Home

Awesome

Perceptual hashing is a method to generate a hash of an image which allows multiple images to be compared by an index of similarity. You can find out more at The Hacker Factor and phash.org.

I've extended this basic method into a class which can also compare images which have been rotated or flipped (but only in 90 degree increments.) It can also match images which have been color corrected (to a degree) or altered. This flexibility, though, does lend itself to false positives and it's ridiculously slow - currently it takes about a second to hash and compare images -- in production you would want to generate a cache of hashes for existing images, perhaps, and then compare the hash of an image to the hashes.

PHasher is available under the MIT license.


###Usage###

include_once('phasher.class.php');
$I = PHasher::Instance();

yes. it's a singleton.

$I->HashImage($res, $rot=0, $mir=0, $size=8);

build a perceptual hash out of an image.

this is currently still buggy.

This returns an array of binary values representing the perceptual hash. This is done as an array to make it easier to process.

$I->Compare($res1, $res2, $rot=0, $precision=1);

build perceptual hashes out of two images, compare them and return the similarity between them as a percentage.

$I->Detect($res1, $res2, $precision=1);

Compare two images through all rotations and return the highest match value.

$I->FastHashImage($res, $size=8);

Faster hashing method without any rotation. Returns the same array as HashImage.

$I->HashAsString($hash, $hex=true);

convert a hash array returned by one of the HashImage methods into a string of hex (if $hex == true) or binary (if $hex==false.)
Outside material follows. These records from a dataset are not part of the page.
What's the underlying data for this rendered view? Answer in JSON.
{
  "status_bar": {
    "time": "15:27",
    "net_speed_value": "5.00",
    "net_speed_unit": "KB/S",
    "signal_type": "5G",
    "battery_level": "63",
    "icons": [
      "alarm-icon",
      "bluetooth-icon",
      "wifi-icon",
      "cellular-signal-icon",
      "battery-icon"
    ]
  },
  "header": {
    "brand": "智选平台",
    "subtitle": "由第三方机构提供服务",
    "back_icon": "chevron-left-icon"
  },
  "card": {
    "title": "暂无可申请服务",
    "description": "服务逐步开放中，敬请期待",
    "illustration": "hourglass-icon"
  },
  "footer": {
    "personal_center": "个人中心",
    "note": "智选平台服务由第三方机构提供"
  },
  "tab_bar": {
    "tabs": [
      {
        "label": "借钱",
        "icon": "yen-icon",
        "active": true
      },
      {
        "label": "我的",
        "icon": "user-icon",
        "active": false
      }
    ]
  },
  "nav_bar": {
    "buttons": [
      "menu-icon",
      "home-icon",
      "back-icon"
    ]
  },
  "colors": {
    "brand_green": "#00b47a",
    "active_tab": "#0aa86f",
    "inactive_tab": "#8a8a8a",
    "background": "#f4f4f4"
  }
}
$I->HashAsTable($hash, $size=8, $cellsize=10);

convert a hash array into an html table, with each cell being either white or black depending on its value. this is only being used for demos and debugging and should be avoided as being mostly useless and slow.

example usage

find a percentage of similarity between 'image1.jpg' and 'image2.jpg.'. Compare at 90 degree angles.

$I = PHasher::Instance();
$file1 = 'image1.jpg';
$file2 = 'image2.jpg';
$result = $I->Compare($file1, $file2);
$result90 = $I->Compare($file1, $file2, 90);
$result180 = $I->Compare($file1, $file2, 180);
$result270 = $I->Compare($file1, $file2, 270);
$max_match = max($result, $result90, $result180, $result270);

the above is the same as:

$I = PHasher::Instance();
$file1 = 'image1.jpg';
$file2 = 'image2.jpg';
$result = $I->Detect($file1, $file2);

notes

Sebastian Lasse of the Redaktor Project has built an implementation of phasher in javascript, using the dojo library, which is pretty cool.

I'm still trying to speed the algorithm up and improve the hashing, since it does on occasion produce false positives (it was originally meant to catch imagespam on forums and imageboards so it's as aggressive as it can be.) If anyone wants to add discrete cosine transform to this by all means make a pull request because I still don't know how to do it.